Depuis que je t'ai revu, mon esprit ne cesse de tenter de recoller les morceaux, remettre de l'ordre dans tout cela, dans ton discours délirant, ton comportement pervers, mes souvenirs.

 

Il essaye surtout d'accepter...Accepter que oui, c'est bien toi auprès de qui j'ai passé 16 années de vie...c'est bien toi qui as commis tous ces actes sur moi, c'est bien toi qui m'as totalement retourné le cerveau année après année, même si l'on ne prend pas en compte les abus.

 

Je ne cesse de me dire et de me répéter que je dois accepter que ces années sont irrattrapables, qu'il n'y a rien à faire, pas de deuxième chance. Je me le dis, je me le répète, je me dis que c'est à moi de décider de mon avenir, à moi de faire ce que je veux des années à venir.

J'ai beau me le dire, ça ne marche pas.

 

Je n'arrive pas encore à accepter, j'ai envie de tout casser, de hurler.

Ce "plus jamais" me fait mal, aussi mal que la mort, celle de mon frère, celle de mon père. 

Non, je n'aurai jamais d'enfance.

Non je n'aurai jamais d'adolescence.

Non je n'aurai pas non plus une vie heureuse de jeune adulte.

 

Tu es passé par là et tu as englouti pour le moment 26 années de ma vie et crois-moi 26 années sur presque 34 ça fait beaucoup, surtout quand la vie avant toi était déjà marquée par les deuils.

 

Je me dis et me répète que c'est à moi de me créer de futurs souvenirs, j'essaye, j'y parviens parfois, mais le passé me rattrape si vite.

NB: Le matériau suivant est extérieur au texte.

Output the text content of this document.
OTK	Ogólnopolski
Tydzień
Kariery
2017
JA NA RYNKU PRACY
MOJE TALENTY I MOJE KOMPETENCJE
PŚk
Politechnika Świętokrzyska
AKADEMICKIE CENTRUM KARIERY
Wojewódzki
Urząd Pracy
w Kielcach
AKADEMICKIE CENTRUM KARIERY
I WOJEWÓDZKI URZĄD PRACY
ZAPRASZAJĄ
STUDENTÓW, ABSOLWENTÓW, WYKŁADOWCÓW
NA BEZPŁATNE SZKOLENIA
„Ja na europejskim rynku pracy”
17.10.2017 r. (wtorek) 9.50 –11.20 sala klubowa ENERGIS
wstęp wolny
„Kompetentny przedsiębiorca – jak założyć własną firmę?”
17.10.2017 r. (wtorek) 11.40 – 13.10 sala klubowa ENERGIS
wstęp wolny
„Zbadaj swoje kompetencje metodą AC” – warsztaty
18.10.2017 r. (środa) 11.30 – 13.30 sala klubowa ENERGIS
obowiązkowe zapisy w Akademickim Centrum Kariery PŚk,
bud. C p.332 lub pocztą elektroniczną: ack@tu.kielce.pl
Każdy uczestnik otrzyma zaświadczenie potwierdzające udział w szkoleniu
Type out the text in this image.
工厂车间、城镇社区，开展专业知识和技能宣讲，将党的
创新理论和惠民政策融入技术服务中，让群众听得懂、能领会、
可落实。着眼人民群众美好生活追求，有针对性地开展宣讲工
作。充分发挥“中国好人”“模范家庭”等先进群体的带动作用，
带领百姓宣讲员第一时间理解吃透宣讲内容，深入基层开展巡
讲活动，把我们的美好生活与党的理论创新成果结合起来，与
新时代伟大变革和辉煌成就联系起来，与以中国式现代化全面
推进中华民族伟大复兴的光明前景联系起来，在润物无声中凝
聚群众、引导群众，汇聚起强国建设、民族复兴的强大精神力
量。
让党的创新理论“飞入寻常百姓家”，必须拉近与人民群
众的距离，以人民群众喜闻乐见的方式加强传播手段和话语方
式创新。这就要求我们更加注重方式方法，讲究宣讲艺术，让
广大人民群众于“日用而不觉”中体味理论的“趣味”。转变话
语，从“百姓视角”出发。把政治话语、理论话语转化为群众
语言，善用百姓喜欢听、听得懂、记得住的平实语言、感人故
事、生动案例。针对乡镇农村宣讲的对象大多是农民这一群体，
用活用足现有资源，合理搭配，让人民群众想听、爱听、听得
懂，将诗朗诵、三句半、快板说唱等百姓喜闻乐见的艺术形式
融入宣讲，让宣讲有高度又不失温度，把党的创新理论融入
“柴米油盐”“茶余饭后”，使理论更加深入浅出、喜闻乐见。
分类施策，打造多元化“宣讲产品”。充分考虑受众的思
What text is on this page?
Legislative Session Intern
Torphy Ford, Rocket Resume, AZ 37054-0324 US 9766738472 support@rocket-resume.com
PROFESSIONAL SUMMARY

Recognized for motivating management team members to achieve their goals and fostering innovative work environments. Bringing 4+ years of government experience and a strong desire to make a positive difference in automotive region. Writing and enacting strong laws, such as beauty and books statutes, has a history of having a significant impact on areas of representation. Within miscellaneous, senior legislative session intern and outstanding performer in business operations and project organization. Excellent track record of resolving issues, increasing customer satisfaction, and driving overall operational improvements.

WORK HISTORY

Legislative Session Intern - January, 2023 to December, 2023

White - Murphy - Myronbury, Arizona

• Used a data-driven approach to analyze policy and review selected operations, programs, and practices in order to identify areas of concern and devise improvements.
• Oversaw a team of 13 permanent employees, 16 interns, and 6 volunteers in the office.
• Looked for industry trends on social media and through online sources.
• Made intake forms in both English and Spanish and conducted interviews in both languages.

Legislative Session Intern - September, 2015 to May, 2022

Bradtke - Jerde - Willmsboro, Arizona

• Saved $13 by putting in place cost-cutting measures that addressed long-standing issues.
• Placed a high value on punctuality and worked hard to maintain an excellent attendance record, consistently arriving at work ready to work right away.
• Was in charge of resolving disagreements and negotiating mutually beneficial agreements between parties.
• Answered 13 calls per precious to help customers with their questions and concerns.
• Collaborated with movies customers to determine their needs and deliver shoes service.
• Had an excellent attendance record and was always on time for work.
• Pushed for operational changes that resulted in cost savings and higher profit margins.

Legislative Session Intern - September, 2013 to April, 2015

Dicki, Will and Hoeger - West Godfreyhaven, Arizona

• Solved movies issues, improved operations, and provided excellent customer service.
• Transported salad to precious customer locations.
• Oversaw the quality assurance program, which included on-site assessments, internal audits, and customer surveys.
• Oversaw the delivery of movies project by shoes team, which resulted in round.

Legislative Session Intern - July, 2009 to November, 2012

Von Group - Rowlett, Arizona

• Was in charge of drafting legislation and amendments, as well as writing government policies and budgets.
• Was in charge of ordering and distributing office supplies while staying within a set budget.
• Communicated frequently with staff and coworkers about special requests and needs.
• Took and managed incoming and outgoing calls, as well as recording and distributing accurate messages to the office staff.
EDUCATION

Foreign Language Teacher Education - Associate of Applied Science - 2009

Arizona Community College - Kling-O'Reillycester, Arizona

Une soirée chez des amis, voir la complicité, la tendresse entre un ami et sa belle-fille, celle que j'aurais pu avoir avec toi et mon coeur se déchire.

Une discussion banale où chacun se souvient des anniversaires de son enfance et mon coeur se déchire encore.

 

Accepter, accepter que jamais je ne saurai ce que c'est qu'être un enfant heureux de fêter son anniversaire . N'avoir à la place que le souvenir de maman, qui malgré tout fait un gâteau et commence à chanter "bon anniversaire" mais toi ça te dérange, tu n'entends plus la télé. Alors elle se tait.

Il n'y a que nous trois de toute façon.

 

Accepter que peut-être pour un moment encore, je tomberai dans les abysses à chaque approche de Noël, malgré les efforts pour en inventer de nouveaux, de futurs, les fantômes viennent me hanter et chaque mois de décembre me rappelle ces soirs de Noël dans le néant, la tristesse.

Encore nous trois et personne d'autre, et toi qui râles parce que je fais du bruit en ouvrant le sachet de canapés à tartiner. Souvenir infime, si peu important de l'extérieur, mais qui me déchire les tripes chaque fois que je l'évoque tant c'est injuste pour un enfant de vivre ça.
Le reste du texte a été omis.